‘Karaoke Culture’ a unique societal critique
Published 4:00 am Sunday, January 8, 2012
“Karaoke Culture” by Dubravka Ugresic (Open Letter, 324 pgs., $15.95)
Dubravka Ugresic does not like karaoke. That doesn’t stop her from trying it, just as her resistance to celebrity doesn’t stop her from putting her head through a cutout on a Hollywood studio tour so that she can be photographed with Clark Gable. Ugresic, a game and inquisitive critic, looks at culture from all angles, which sometimes means picking up the mic.
Karaoke recycles rather than creates, she argues in “Karaoke Culture,” the 100-page essay that lends its name to the title of her new collection. To Ugresic, karaoke is emblematic of our contemporary moment: She sees it as a sad attempt to adopt the trappings of celebrity, an art that’s derivative without enrichment and a practice that degrades the original because it can never be quite as good.
“In all its manifestations karaoke culture unites narcissism, exhibitionism and the neurotic need for the individual to inscribe him or herself on the indifferent surface of the world,” she writes. It’s not just singing on stages: Ugresic traces these themes in reality television, fandom, hobbyists, politics, art and — of course — the Internet.
The idea that today’s culture has traded creativity for a backward lens is in the ether — it’s in Simon Reynolds’ book “Retromania” and recent buzzy articles by Kurt Andersen and Carl Wilson — but Ugresic winds through it vividly and personally, indicting herself as much as the impoverished culture she critiques.
Circling back to expropriation, she asks what the difference is between a postmodern reworking of “Alice in Wonderland,” say, and a fan fiction writer’s version. “(W)asn’t I the one who was,” she writes, “deconstructing texts to see how the mechanism worked, protected by trendy jargon like intertexuality and metatextuality? Didn’t I spread my literary feathers like a peacock, parading the elegance of my handiwork?”

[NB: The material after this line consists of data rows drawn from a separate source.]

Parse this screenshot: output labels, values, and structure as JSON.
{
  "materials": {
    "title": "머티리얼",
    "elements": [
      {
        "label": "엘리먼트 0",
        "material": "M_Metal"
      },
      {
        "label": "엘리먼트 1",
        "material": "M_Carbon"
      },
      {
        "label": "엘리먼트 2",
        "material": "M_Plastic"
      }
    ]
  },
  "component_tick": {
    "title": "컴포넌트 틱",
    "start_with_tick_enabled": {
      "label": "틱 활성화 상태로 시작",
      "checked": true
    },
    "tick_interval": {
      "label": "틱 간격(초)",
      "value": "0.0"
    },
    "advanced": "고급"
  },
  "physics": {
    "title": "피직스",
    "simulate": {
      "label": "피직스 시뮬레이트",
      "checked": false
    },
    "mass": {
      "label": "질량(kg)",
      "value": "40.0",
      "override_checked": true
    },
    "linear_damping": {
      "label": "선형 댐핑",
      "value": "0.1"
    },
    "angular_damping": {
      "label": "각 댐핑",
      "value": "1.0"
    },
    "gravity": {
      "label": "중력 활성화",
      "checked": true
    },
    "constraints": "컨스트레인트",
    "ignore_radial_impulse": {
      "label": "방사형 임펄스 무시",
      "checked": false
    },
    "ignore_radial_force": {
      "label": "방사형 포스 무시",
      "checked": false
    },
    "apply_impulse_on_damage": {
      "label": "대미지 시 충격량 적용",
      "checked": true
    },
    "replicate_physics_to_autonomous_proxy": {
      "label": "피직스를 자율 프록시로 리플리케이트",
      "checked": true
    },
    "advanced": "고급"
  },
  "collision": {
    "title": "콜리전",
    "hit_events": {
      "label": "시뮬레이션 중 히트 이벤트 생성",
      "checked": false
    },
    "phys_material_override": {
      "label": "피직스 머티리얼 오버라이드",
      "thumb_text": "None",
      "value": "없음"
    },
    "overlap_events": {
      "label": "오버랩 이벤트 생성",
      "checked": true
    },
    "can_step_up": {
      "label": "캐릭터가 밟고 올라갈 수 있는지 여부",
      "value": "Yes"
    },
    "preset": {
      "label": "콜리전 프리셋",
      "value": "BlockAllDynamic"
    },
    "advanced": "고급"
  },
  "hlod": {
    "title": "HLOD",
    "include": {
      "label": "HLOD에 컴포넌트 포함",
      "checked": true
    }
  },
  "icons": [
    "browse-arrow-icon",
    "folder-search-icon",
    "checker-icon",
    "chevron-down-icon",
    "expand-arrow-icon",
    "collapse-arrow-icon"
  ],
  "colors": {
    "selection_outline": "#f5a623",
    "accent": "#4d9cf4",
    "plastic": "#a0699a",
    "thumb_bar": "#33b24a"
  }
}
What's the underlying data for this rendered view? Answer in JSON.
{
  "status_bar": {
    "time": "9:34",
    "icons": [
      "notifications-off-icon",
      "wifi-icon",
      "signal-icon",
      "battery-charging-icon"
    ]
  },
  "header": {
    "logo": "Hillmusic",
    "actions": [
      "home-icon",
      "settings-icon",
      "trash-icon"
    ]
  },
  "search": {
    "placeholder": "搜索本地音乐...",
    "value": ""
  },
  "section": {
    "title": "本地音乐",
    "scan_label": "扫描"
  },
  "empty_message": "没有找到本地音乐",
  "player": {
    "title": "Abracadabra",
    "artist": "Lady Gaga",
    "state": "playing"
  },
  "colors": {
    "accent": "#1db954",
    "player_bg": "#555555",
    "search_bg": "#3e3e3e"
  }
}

Ugresic writes in short, episodic sections, making surprising leaps. An essay that begins with a Hemingway look-alike contest hops quickly to the arrest of Serbian war criminal Radovan Karadzic. The connections are electric: It’s an intellect in action, ideas zapping across the page.
The organization of an essay collection also allows the reader to begin making connections in the spaces between: Here Ugresic’s universal cultural criticism is front loaded. In the first half of the book, she writes of karaoke culture, YouTube, Barack Obama, Internet surfing, the sex trade in Hong Kong, travel, minibars and IKEA. Later essays focus on Croatia and the powerful — and, to her, distasteful — idea of nation and homeland; one on the literature of a certain Central European mindset is probably best tucked toward the end.